Their somber faces made her itch. “Happy Monday, everyone,” she called. Odile went left, toward one end of the U-shaped table, and Sunny walked to the center, next to Curt.
“Morning, Curt.” She set her water bottle next to her copy of the script.
Curt grumbled and guzzled his coffee. He was shit before nine a.m.
Sunny persisted. “What’s going on? Why is everyone being so weird?”
Curt grunted and raised his cup. An intern scurried over and replaced it with a full one.
“Thank you.” Sunny smiled at the intern since Curt never did.
He sipped, then said, “Big scene this week. You’ve got a lot of lines.”
“I do?” She flipped open the script and scanned the pages. She had a lot of lines with Odile’s character this week, digging into their friendship. She glanced up at Odile and smiled, but Odile hunched over her script, the fluorescent lights sparkling on her blond hair. Sunny scanned ahead until the word explosion leaped off the page. Odile’s character had snipped the wrong wire.
Cold prickles washed over Sunny’s skin. She knew they were approaching mid-season and needed to amp up the drama, but she hadn’t expected this. The show often killed off its guest stars—in a fan-favorite drinking game, viewers drank every time a guest star appeared and then tossed back the rest of the drink when they died—but never a recurring character like Odile’s.
The unfairness of it all bubbled into Sunny’s midsection. Odile was doing good work on the show. She didn’t deserve to have her part—her job—cut. And unlike Curt Suede, who’d be doing action shows until the day he died, Odile was approaching the dead zone of her career, where she’d be too old to play the sexy love interest but too young to play the wise mother. She’d be back out there auditioning, and why? For a pop in the ratings after the promos teased a very special episode?
Ed, the director, clapped his hands. “All right, everyone. Take your seats. Let’s begin.”
While she followed along in the script, Sunny glanced at Odile. Her back straight and her skin pale as marble, she looked more like a statue than the vivacious woman Sunny knew. The pages fluttered as she turned them.
When she read her final line, “Boss, we’re out of time. I’m cutting it,” her voice trembled. Then Ed read out the stage direction about the explosion, and silence descended over the U-shaped table.
“No!” Sunny rocketed to her feet. Under the force of everyone’s stares, she repeated it. “No.”
Ed raised his bushy gray eyebrows. “Is there a problem, Ms. Lafortune?”
Oh, shit. Ed is looking at me.
Her mouth moved before her brain engaged, following the familiar pattern. “It’s wrong.

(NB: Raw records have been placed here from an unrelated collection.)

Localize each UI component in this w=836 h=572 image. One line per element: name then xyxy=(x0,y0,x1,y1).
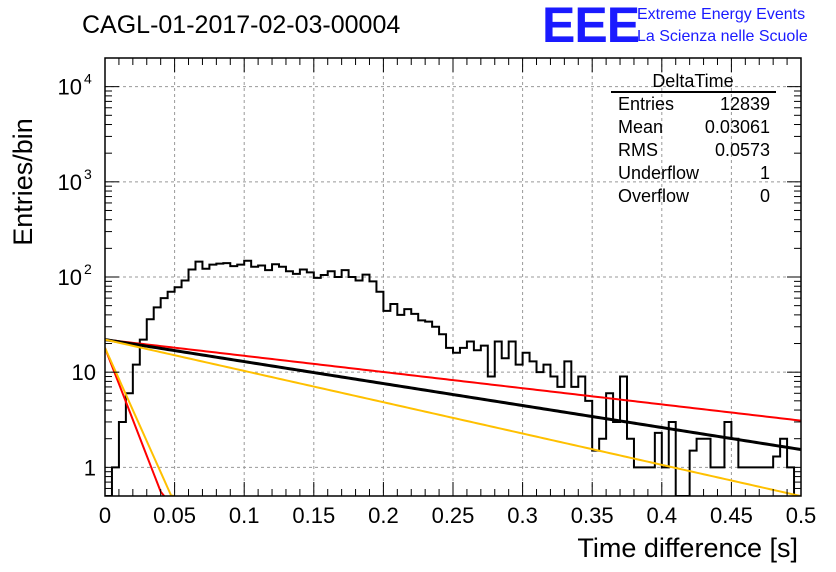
x-tick-label: 0.5 xyxy=(786,503,817,528)
logo-line-1: Extreme Energy Events xyxy=(637,6,805,23)
x-tick-label: 0.05 xyxy=(153,503,196,528)
stats-value: 12839 xyxy=(720,94,770,114)
plot-title: CAGL-01-2017-02-03-00004 xyxy=(82,11,400,39)
stats-value: 0.03061 xyxy=(705,117,770,137)
x-tick-label: 0.25 xyxy=(432,503,475,528)
x-tick-label: 0.4 xyxy=(647,503,678,528)
y-tick-label: 10 xyxy=(58,75,82,100)
stats-value: 0 xyxy=(760,186,770,206)
x-tick-label: 0.15 xyxy=(292,503,335,528)
fit-curve-2 xyxy=(105,338,801,452)
logo-letters: EEE xyxy=(542,0,639,53)
y-tick-label: 1 xyxy=(84,455,96,480)
x-tick-label: 0.3 xyxy=(507,503,538,528)
fit-curve-4 xyxy=(105,347,165,496)
stats-name: DeltaTime xyxy=(652,71,733,91)
x-tick-label: 0.45 xyxy=(710,503,753,528)
stats-label: Overflow xyxy=(618,186,690,206)
y-tick-exponent: 2 xyxy=(84,261,92,277)
stats-box: DeltaTime Entries 12839 Mean 0.03061 RMS 0.05… xyxy=(611,71,776,206)
stats-value: 1 xyxy=(760,163,770,183)
y-tick-label: 10 xyxy=(72,360,96,385)
y-tick-label: 10 xyxy=(58,265,82,290)
stats-rows: Entries 12839 Mean 0.03061 RMS 0.0573 Underflo… xyxy=(618,94,770,206)
x-tick-label: 0.1 xyxy=(229,503,260,528)
histogram-deltatime xyxy=(105,259,801,496)
y-axis-title: Entries/bin xyxy=(8,118,38,246)
logo-line-2: La Scienza nelle Scuole xyxy=(637,28,808,45)
y-tick-label: 10 xyxy=(58,170,82,195)
fit-curve-3 xyxy=(105,338,801,496)
plot-area xyxy=(105,259,801,496)
stats-label: Underflow xyxy=(618,163,700,183)
stats-value: 0.0573 xyxy=(715,140,770,160)
stats-label: RMS xyxy=(618,140,658,160)
stats-label: Mean xyxy=(618,117,663,137)
stats-label: Entries xyxy=(618,94,674,114)
eee-logo: EEE Extreme Energy Events La Scienza nel… xyxy=(542,0,808,53)
x-tick-label: 0.2 xyxy=(368,503,399,528)
x-axis-title: Time difference [s] xyxy=(577,533,798,563)
grid-lines xyxy=(105,58,801,496)
y-tick-exponent: 3 xyxy=(84,166,92,182)
fit-curve-1 xyxy=(105,338,801,422)
y-tick-exponent: 4 xyxy=(84,71,92,87)
axes: 0 0.05 0.1 0.15 0.2 0.25 0.3 0.35 0.4 0.45 0.51101… xyxy=(58,57,817,528)
x-tick-label: 0.35 xyxy=(571,503,614,528)
x-tick-label: 0 xyxy=(99,503,111,528)
fit-curve-5 xyxy=(105,347,175,496)
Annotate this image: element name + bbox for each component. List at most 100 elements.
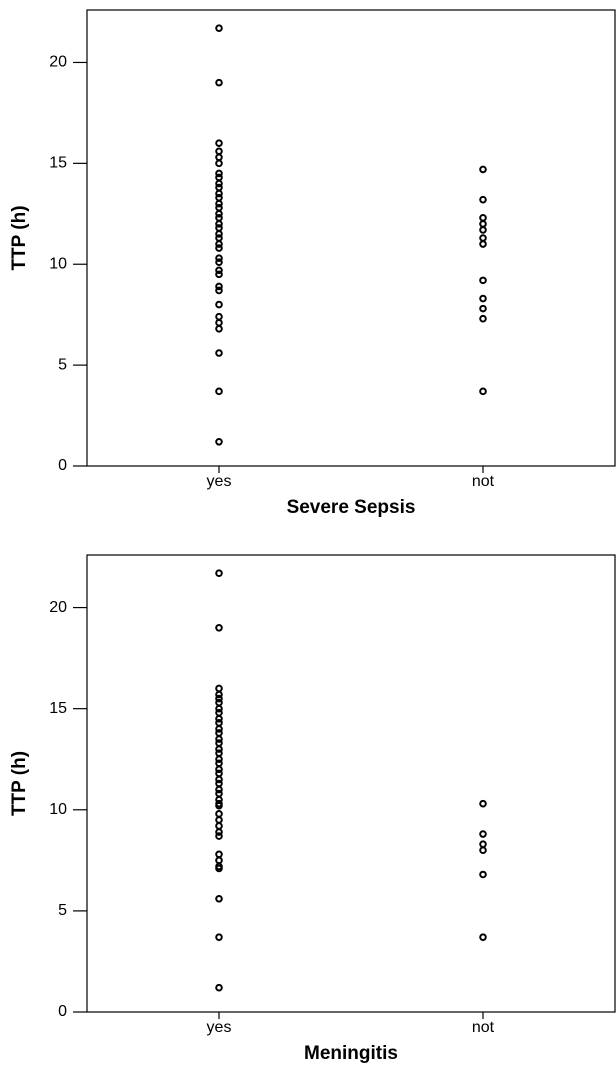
point bbox=[215, 199, 223, 208]
point bbox=[215, 714, 223, 723]
point bbox=[215, 312, 223, 321]
point bbox=[479, 234, 487, 242]
y-axis-label: TTP (h) bbox=[9, 751, 30, 816]
point bbox=[215, 270, 223, 279]
point bbox=[215, 828, 223, 836]
point bbox=[215, 745, 223, 753]
point bbox=[215, 708, 223, 717]
point bbox=[215, 318, 223, 327]
point bbox=[479, 830, 487, 838]
point bbox=[215, 193, 223, 202]
point bbox=[215, 169, 223, 178]
point bbox=[215, 755, 223, 764]
point bbox=[215, 139, 223, 147]
y-tick-label: 0 bbox=[58, 1003, 67, 1020]
point bbox=[215, 684, 223, 693]
point bbox=[479, 220, 487, 228]
point bbox=[215, 569, 223, 577]
point bbox=[215, 324, 223, 333]
point bbox=[479, 304, 487, 313]
point bbox=[215, 437, 223, 446]
point bbox=[215, 623, 223, 632]
point bbox=[215, 801, 223, 810]
point bbox=[215, 254, 223, 262]
point bbox=[215, 159, 223, 168]
point bbox=[215, 759, 223, 768]
point bbox=[215, 147, 223, 156]
point bbox=[215, 78, 223, 87]
point bbox=[215, 864, 223, 873]
point bbox=[215, 189, 223, 198]
x-axis-label: Meningitis bbox=[304, 1043, 398, 1064]
y-tick-label: 20 bbox=[49, 599, 67, 616]
point bbox=[215, 690, 223, 699]
point bbox=[215, 816, 223, 824]
point bbox=[215, 286, 223, 295]
point bbox=[215, 725, 223, 733]
point bbox=[215, 179, 223, 188]
y-axis-label: TTP (h) bbox=[9, 205, 30, 270]
x-tick-label: yes bbox=[207, 473, 232, 490]
y-tick-label: 10 bbox=[49, 255, 67, 272]
point bbox=[215, 224, 223, 232]
point bbox=[215, 258, 223, 267]
point bbox=[215, 983, 223, 992]
point bbox=[479, 214, 487, 222]
point bbox=[479, 314, 487, 323]
y-tick-label: 5 bbox=[58, 356, 67, 373]
point bbox=[479, 226, 487, 234]
y-tick-label: 0 bbox=[58, 457, 67, 474]
point bbox=[215, 894, 223, 903]
point bbox=[215, 856, 223, 865]
point bbox=[479, 294, 487, 303]
plot-frame bbox=[86, 554, 616, 1013]
x-axis-label: Severe Sepsis bbox=[287, 497, 416, 518]
y-tick-label: 20 bbox=[49, 54, 67, 71]
point bbox=[215, 765, 223, 774]
point bbox=[215, 749, 223, 757]
point bbox=[215, 387, 223, 396]
point bbox=[215, 153, 223, 162]
point bbox=[215, 244, 223, 252]
point bbox=[215, 729, 223, 737]
plot-frame bbox=[86, 9, 616, 467]
point bbox=[215, 349, 223, 357]
point bbox=[215, 173, 223, 182]
y-tick-label: 5 bbox=[58, 902, 67, 919]
point bbox=[479, 846, 487, 855]
point bbox=[215, 789, 223, 798]
point bbox=[479, 240, 487, 248]
point bbox=[479, 195, 487, 204]
point bbox=[479, 799, 487, 808]
point bbox=[215, 282, 223, 291]
point bbox=[215, 203, 223, 212]
point bbox=[215, 24, 223, 32]
point bbox=[479, 165, 487, 174]
point bbox=[215, 850, 223, 859]
point bbox=[215, 785, 223, 794]
y-tick-label: 15 bbox=[49, 700, 67, 717]
point bbox=[215, 209, 223, 218]
point bbox=[215, 779, 223, 788]
point bbox=[215, 704, 223, 713]
point bbox=[215, 735, 223, 743]
point bbox=[215, 739, 223, 747]
point bbox=[215, 266, 223, 275]
point bbox=[215, 698, 223, 707]
point bbox=[479, 933, 487, 941]
point bbox=[479, 870, 487, 879]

This is wrong.” Odile was part of her family, the one she’d built in New York that was better than the real one she had in Los Angeles. Sunny would fight for her friend. “She doesn’t have to die.”
Ed’s brows crashed down. “But it’s the emotional punch we need.”
“No,” Sunny said. “We can find another way.”
Curt’s mouth gaped, and his coffee breath choked her. She could sit back down, meekly agree with Ed, and save her career.
No, she couldn’t.
She laid her hand over the word explosion . “Having her recover from her injuries would be more emotionally satisfying.”
“Her body parts are scattered across a city block,” Ed said. “This isn’t a Gwen Lafortune rom-com. Our audience of twenty-five-to-forty-year-old men want gore, tragedy, and revenge. Not happily ever after.”
No happily ever afters. The story of Sunny’s life. But she could try. For Odile. “Can’t we give them both?”
“No, Ms. Lafortune. We can’t.” Ed’s voice carried the flatness of finality. Like the flattened building the carpenters would be constructing for that scene.
“Then I can’t, either.” Tipping up her chin, Sunny walked out of the room.
Like the scene in that week’s episode of New York Bomb Squad, she’d just made her career go BOOM.